A slide show illustrated the crisis, using Ron Haviv’s photos from his “Children of Darfur” exhibit. The slides depicted displaced people, burning refugee camps and emaciated and dead victims of the genocide, which has claimed more than 300,000 people and displaced millions since 2003. Observers say most of the atrocities have been committed by Janjaweed militias, acting with the tacit approval and support of Sudan’s government.
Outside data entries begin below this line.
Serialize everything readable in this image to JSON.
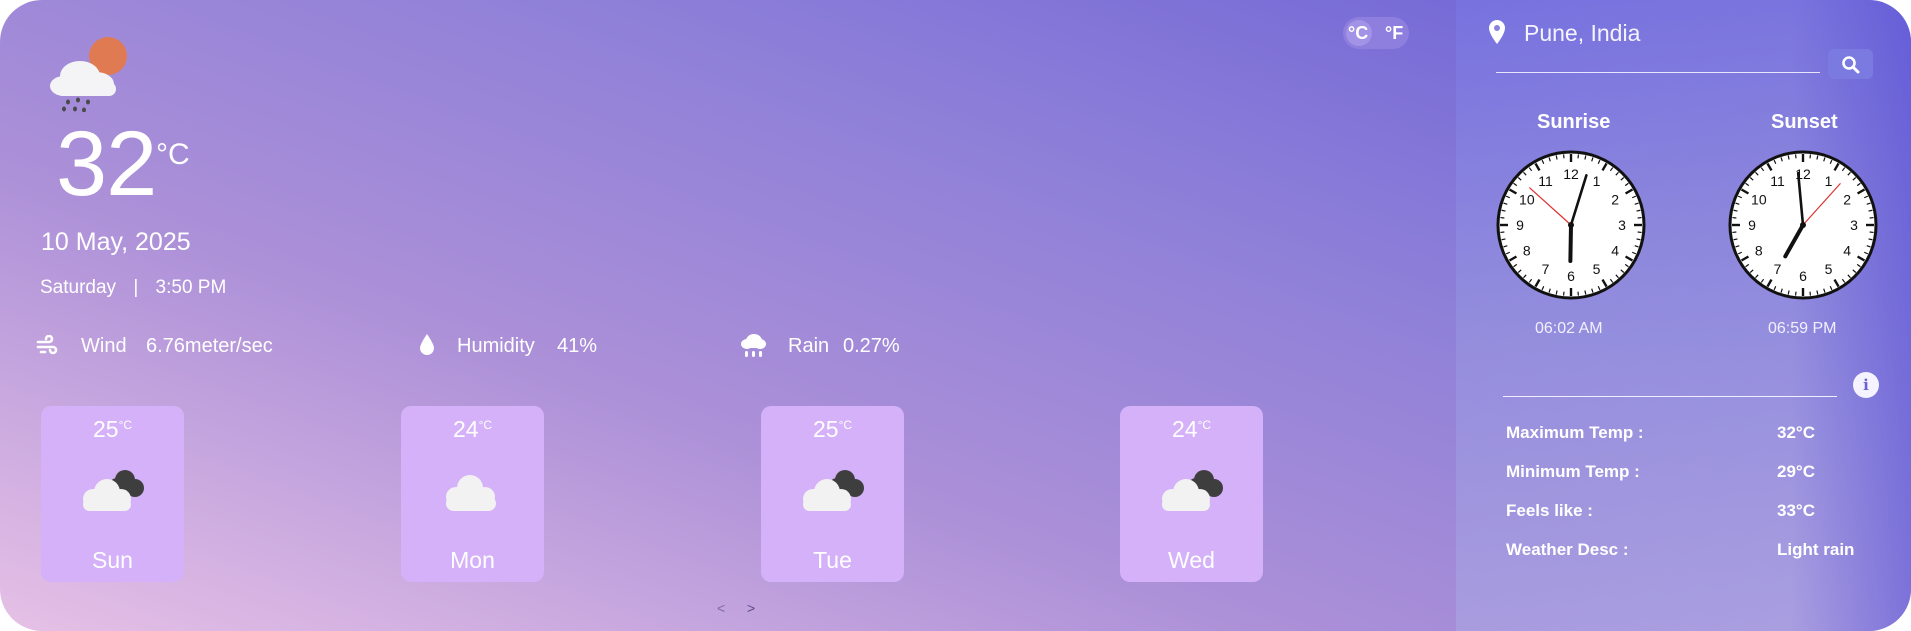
{
  "units": {
    "celsius": "°C",
    "fahrenheit": "°F",
    "selected": "°C"
  },
  "current": {
    "icon": "cloud-rain-sun-icon",
    "temperature": "32",
    "unit": "°C",
    "date": "10 May, 2025",
    "day": "Saturday",
    "separator": "|",
    "time": "3:50 PM"
  },
  "stats": [
    {
      "icon": "wind-icon",
      "label": "Wind",
      "value": "6.76meter/sec"
    },
    {
      "icon": "droplet-icon",
      "label": "Humidity",
      "value": "41%"
    },
    {
      "icon": "rain-cloud-icon",
      "label": "Rain",
      "value": "0.27%"
    }
  ],
  "forecast": [
    {
      "temp": "25",
      "unit": "°C",
      "icon": "partly-cloudy-icon",
      "day": "Sun"
    },
    {
      "temp": "24",
      "unit": "°C",
      "icon": "cloud-icon",
      "day": "Mon"
    },
    {
      "temp": "25",
      "unit": "°C",
      "icon": "partly-cloudy-icon",
      "day": "Tue"
    },
    {
      "temp": "24",
      "unit": "°C",
      "icon": "partly-cloudy-icon",
      "day": "Wed"
    }
  ],
  "pager": {
    "prev": "<",
    "next": ">"
  },
  "sidebar": {
    "location": "Pune, India",
    "sunrise": {
      "title": "Sunrise",
      "time": "06:02 AM"
    },
    "sunset": {
      "title": "Sunset",
      "time": "06:59 PM"
    },
    "details": [
      {
        "label": "Maximum Temp :",
        "value": "32°C"
      },
      {
        "label": "Minimum Temp :",
        "value": "29°C"
      },
      {
        "label": "Feels like :",
        "value": "33°C"
      },
      {
        "label": "Weather Desc :",
        "value": "Light rain"
      }
    ]
  },
  "colors": {
    "card": "#d4b1f8",
    "accent": "#6a5fd6",
    "clock_face": "#ffffff",
    "second_hand": "#e03030"
  }
}
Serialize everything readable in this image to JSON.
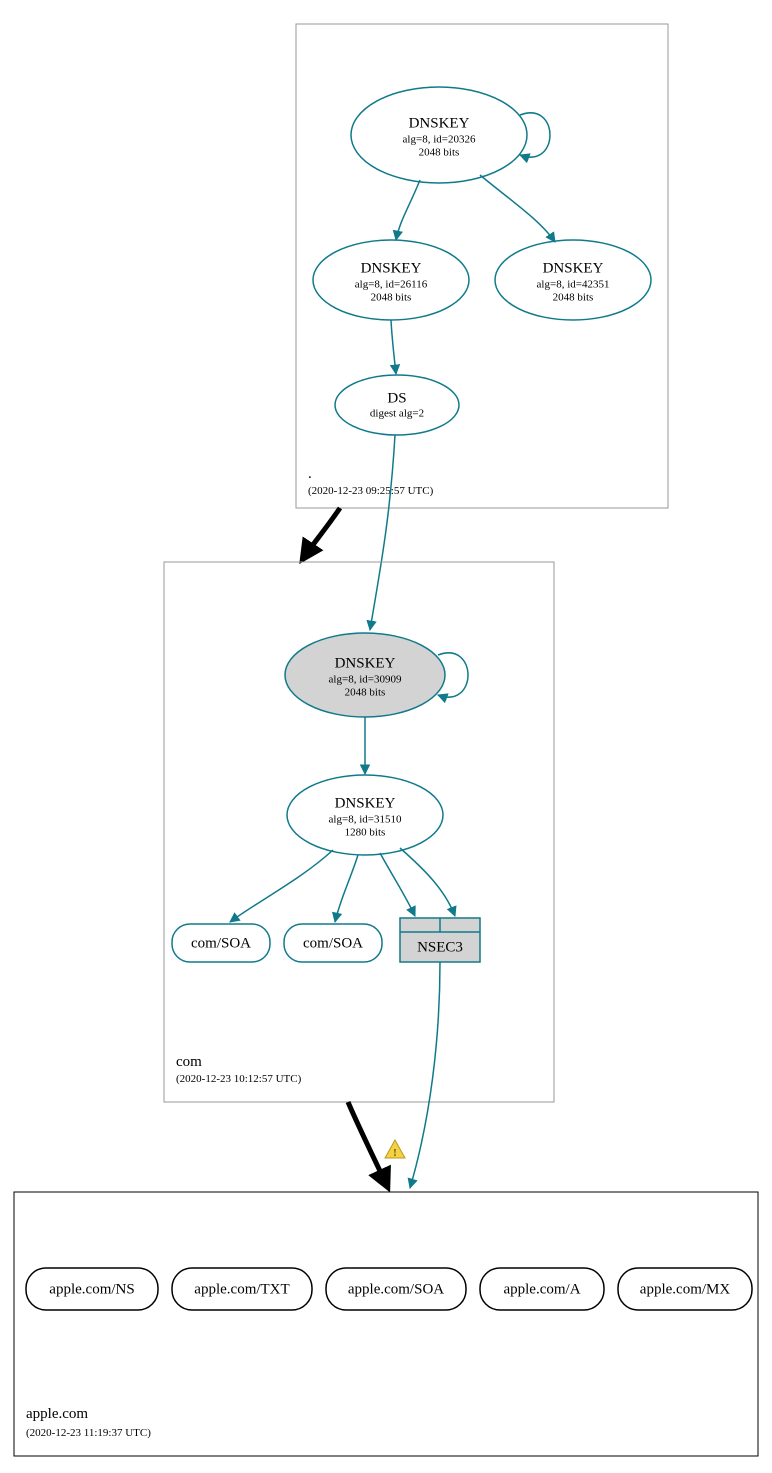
{
  "colors": {
    "teal": "#107a8b",
    "grey_fill": "#d3d3d3",
    "box_grey": "#999999",
    "black": "#000000",
    "warn_fill": "#f4d142",
    "warn_stroke": "#b89a1f"
  },
  "zones": {
    "root": {
      "label": ".",
      "timestamp": "(2020-12-23 09:25:57 UTC)"
    },
    "com": {
      "label": "com",
      "timestamp": "(2020-12-23 10:12:57 UTC)"
    },
    "apple": {
      "label": "apple.com",
      "timestamp": "(2020-12-23 11:19:37 UTC)"
    }
  },
  "nodes": {
    "root_ksk": {
      "title": "DNSKEY",
      "line1": "alg=8, id=20326",
      "line2": "2048 bits"
    },
    "root_zsk1": {
      "title": "DNSKEY",
      "line1": "alg=8, id=26116",
      "line2": "2048 bits"
    },
    "root_zsk2": {
      "title": "DNSKEY",
      "line1": "alg=8, id=42351",
      "line2": "2048 bits"
    },
    "root_ds": {
      "title": "DS",
      "line1": "digest alg=2"
    },
    "com_ksk": {
      "title": "DNSKEY",
      "line1": "alg=8, id=30909",
      "line2": "2048 bits"
    },
    "com_zsk": {
      "title": "DNSKEY",
      "line1": "alg=8, id=31510",
      "line2": "1280 bits"
    },
    "com_soa1": {
      "title": "com/SOA"
    },
    "com_soa2": {
      "title": "com/SOA"
    },
    "com_nsec3": {
      "title": "NSEC3"
    },
    "apple_ns": {
      "title": "apple.com/NS"
    },
    "apple_txt": {
      "title": "apple.com/TXT"
    },
    "apple_soa": {
      "title": "apple.com/SOA"
    },
    "apple_a": {
      "title": "apple.com/A"
    },
    "apple_mx": {
      "title": "apple.com/MX"
    }
  },
  "chart_data": {
    "type": "graph",
    "description": "DNSSEC authentication chain (DNSViz style)",
    "zones": [
      {
        "name": ".",
        "timestamp": "2020-12-23 09:25:57 UTC"
      },
      {
        "name": "com",
        "timestamp": "2020-12-23 10:12:57 UTC"
      },
      {
        "name": "apple.com",
        "timestamp": "2020-12-23 11:19:37 UTC"
      }
    ],
    "nodes": [
      {
        "id": "root_ksk",
        "zone": ".",
        "type": "DNSKEY",
        "alg": 8,
        "key_id": 20326,
        "bits": 2048,
        "sep": true,
        "trust_anchor": true
      },
      {
        "id": "root_zsk1",
        "zone": ".",
        "type": "DNSKEY",
        "alg": 8,
        "key_id": 26116,
        "bits": 2048,
        "sep": false
      },
      {
        "id": "root_zsk2",
        "zone": ".",
        "type": "DNSKEY",
        "alg": 8,
        "key_id": 42351,
        "bits": 2048,
        "sep": false
      },
      {
        "id": "root_ds",
        "zone": ".",
        "type": "DS",
        "digest_alg": 2
      },
      {
        "id": "com_ksk",
        "zone": "com",
        "type": "DNSKEY",
        "alg": 8,
        "key_id": 30909,
        "bits": 2048,
        "sep": true
      },
      {
        "id": "com_zsk",
        "zone": "com",
        "type": "DNSKEY",
        "alg": 8,
        "key_id": 31510,
        "bits": 1280,
        "sep": false
      },
      {
        "id": "com_soa1",
        "zone": "com",
        "type": "RRset",
        "name": "com/SOA"
      },
      {
        "id": "com_soa2",
        "zone": "com",
        "type": "RRset",
        "name": "com/SOA"
      },
      {
        "id": "com_nsec3",
        "zone": "com",
        "type": "NSEC3"
      },
      {
        "id": "apple_ns",
        "zone": "apple.com",
        "type": "RRset",
        "name": "apple.com/NS"
      },
      {
        "id": "apple_txt",
        "zone": "apple.com",
        "type": "RRset",
        "name": "apple.com/TXT"
      },
      {
        "id": "apple_soa",
        "zone": "apple.com",
        "type": "RRset",
        "name": "apple.com/SOA"
      },
      {
        "id": "apple_a",
        "zone": "apple.com",
        "type": "RRset",
        "name": "apple.com/A"
      },
      {
        "id": "apple_mx",
        "zone": "apple.com",
        "type": "RRset",
        "name": "apple.com/MX"
      }
    ],
    "edges": [
      {
        "from": "root_ksk",
        "to": "root_ksk",
        "kind": "self-sig",
        "color": "teal"
      },
      {
        "from": "root_ksk",
        "to": "root_zsk1",
        "kind": "sig",
        "color": "teal"
      },
      {
        "from": "root_ksk",
        "to": "root_zsk2",
        "kind": "sig",
        "color": "teal"
      },
      {
        "from": "root_zsk1",
        "to": "root_ds",
        "kind": "sig",
        "color": "teal"
      },
      {
        "from": "root_ds",
        "to": "com_ksk",
        "kind": "ds-match",
        "color": "teal"
      },
      {
        "from": "root_zone",
        "to": "com_zone",
        "kind": "delegation",
        "color": "black",
        "thick": true
      },
      {
        "from": "com_ksk",
        "to": "com_ksk",
        "kind": "self-sig",
        "color": "teal"
      },
      {
        "from": "com_ksk",
        "to": "com_zsk",
        "kind": "sig",
        "color": "teal"
      },
      {
        "from": "com_zsk",
        "to": "com_soa1",
        "kind": "sig",
        "color": "teal"
      },
      {
        "from": "com_zsk",
        "to": "com_soa2",
        "kind": "sig",
        "color": "teal"
      },
      {
        "from": "com_zsk",
        "to": "com_nsec3",
        "kind": "sig",
        "color": "teal"
      },
      {
        "from": "com_nsec3",
        "to": "apple_zone",
        "kind": "nsec3-proof",
        "color": "teal"
      },
      {
        "from": "com_zone",
        "to": "apple_zone",
        "kind": "delegation",
        "color": "black",
        "thick": true,
        "warning": true
      }
    ]
  }
}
“At every seder it’s our tradition to call, ‘Let all those who are hungry come and eat’ … in Darfur, their voices call out and remind us that in every generation we must see ourselves as if we left Egypt,” Seidler-Feller said. “Why is this seder different from all other seders? What has changed this year? Why are we gathering? Why do we care? Egypt is not a place and slavery is not a condition of the past.”
“Some nations are still ruled by present-day pharaohs,” he said. “Are you a freedom fighter? Then you believe in the Exodus. Today we are all freedom fighters.”
Seder participants were encouraged to use their own Passover seder to motivate their guests to help victims of oppression in Darfur. Inside orange “gift bags” were green postcards to mail to President Bush and contribution envelopes made out to Jewish World Watch, with the address line “Do Not Stand Idly By.”
The L.A.-based Jewish World Watch was formed in 2003 to educate and activate the community to decry genocide, as well as to bring humanitarian relief to victims in the form of water wells, medical clinics and sanitation. The organization has raised some $300,000 since its inception.
The gift bag also contained instructions for making the Passover seder different by adding a fourth matzah to the traditional three: “The Matzah of Hope.”
“We raise this fourth Matzah to remind ourselves that slavery and genocide still exist,” states the accompanying reading, “that people are being bought and sold as property, that ethnic people are being persecuted and slaughtered, that the Divine image within them is yet being denied….”
“We have suffered much for daring to be different. But we do not own suffering,” Asner read. “We live our lives in pursuit of justice…. We must not stand idly by….”
People were encouraged to attend an April 23 rally at the Federal Building in West Los Angeles. On April 30, Jewish World Watch is sponsoring a march on Washington and one in San Francisco, as well.
“It is easy to feel discouraged and say, what can I do?” director Robert Townsend said. “It is not helpless. By joining us today you are making a difference.”
The musical interludes used both traditional seder music — with saxophonist Dave Koz playing “Let My People Go” and Todd Herzog playing the Elijah song — and nonseder music — with Debbie Friedman singing, ” I still believe in people/and I still believe in you…” and Winningham on guitar, singing, “Hard times come again no more.”
Whitaker and Ahavat Shalom’s Cantor Patti Linksy mixed the two forms, as she read the closing “Chad Gad Ya” from the haggadah and the actor-director interspersed readings.
“What has changed? I have changed,” he read. “When will this circle of terror continue? When will this madness stop?”
“Our struggle must not stop,” said the seder’s executive producer, Janice Kaminer-Resnick. Just before the event, she announced, a donor had offered an $18,000 matching grant to the day’s contributions.
Craig Taubman, the writer of the seder, and producer of “Let My People Sing,” the nine-day Passover festival of which this was a part, ended the show on a jaunty note, playing with his band and Laurence Juber.
“Dayeinu,” they sang. Enough!
As people streamed out the door, Kaminer-Resnick announced that she had just received another check for $18,000, bringing the day’s pledges to $100,000.